As salas têm horários específicos, funcionam apenas de segunda a sexta-feira, uma só de manhã, a outra das 08.00 às 18.00. O objetivo é criar rotinas e fazer que os momentos passados nesse espaço "sejam especiais". Muitas vezes, durante o fim de semana, "alguns pacientes vêm até aqui e tentam abrir a porta que está trancada", conta Gunter Wolfram.

Todos os dias há diferentes atividades dentro das "salas da memória", uma delas, por exemplo, é cantar músicas da época. Mas quem cá trabalha garante que isso nem sempre faz falta, às vezes basta entrar numa das salas para recuar no tempo. Com a memória é devolvida uma realidade que se desmoronou em 1989. Com a queda do Muro de Berlim, a vida de muitos pacientes do AlexA mudou radicalmente, perdendo tudo aquilo que conheciam.

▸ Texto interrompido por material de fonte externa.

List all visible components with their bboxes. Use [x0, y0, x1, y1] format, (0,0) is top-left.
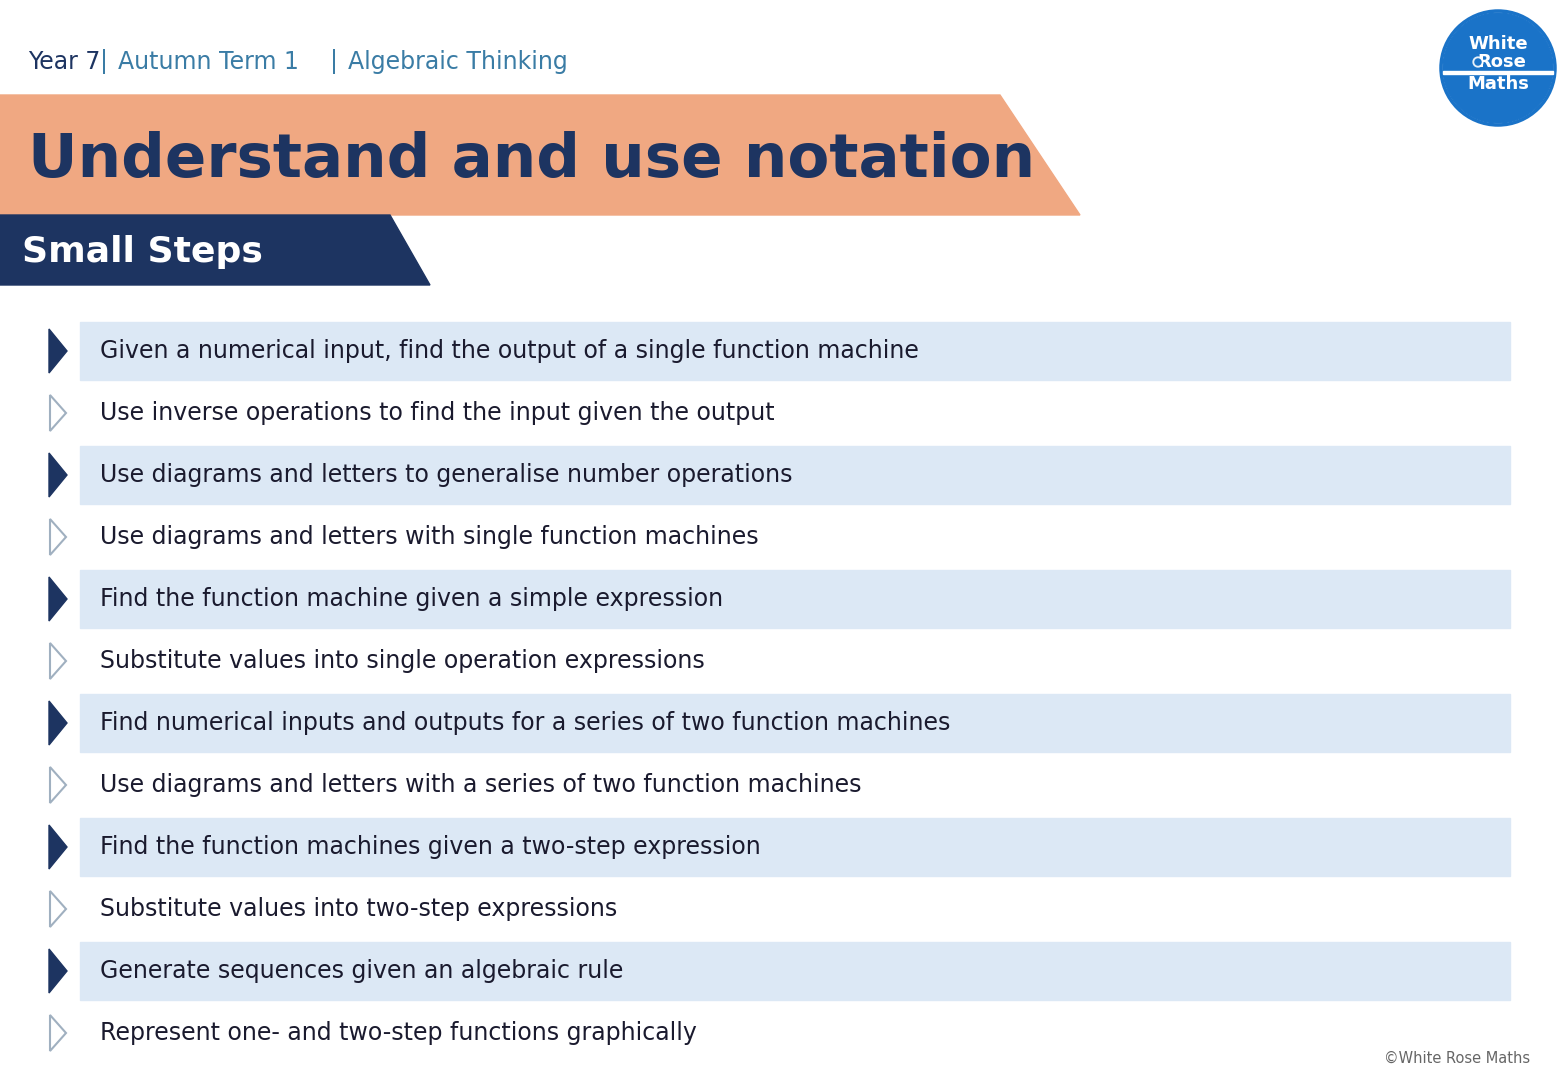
Text: Use diagrams and letters to generalise number operations: Use diagrams and letters to generalise n…	[100, 463, 792, 487]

Gunter Wolfram acredita que este conceito terapêutico pode ser replicado em qualquer outra cidade, em qualquer outro país: "Não com salas dedicadas à RDA, obviamente, mas todos os países têm a sua história, todos têm o seu passado, há sempre memórias." Na mesa verde, da cor das batas, a conversa continua: "O que gosta mais deste sítio, Frau Noack? Não consigo escolher só uma coisa, é muito difícil. Gosto de tudo".

Adeus, Lenine: Fingir que o muro não caiu para preservar a saúde da mãe

O filme Adeus, Lenin!, realizado em 2003 pelo alemão Wolfgang Becker, fala sobre um período muito importante da história da Europa: a divisão da Alemanha, o Muro de Berlim e, depois, a reunificação alemã. O protagonista da história, Alexander, participa numa manifestação a 7 de outubro de 1989, quando a mãe, Christiane, sofre um ataque cardíaco e desmaia. Isto porque ela era uma acérrima defensora do regime de orientação soviética e o filho estava a protestar contra o mesmo. Ela fica em coma e acorda oito meses depois, já o Muro de Berlim caíra, a 9 de novembro de 1989. Preocupado com a saúde da mãe, o filho resolve poupá-la à realidade e decora o apartamento da família ao estilo da RDA, para ela achar que esta ainda continuava a existir.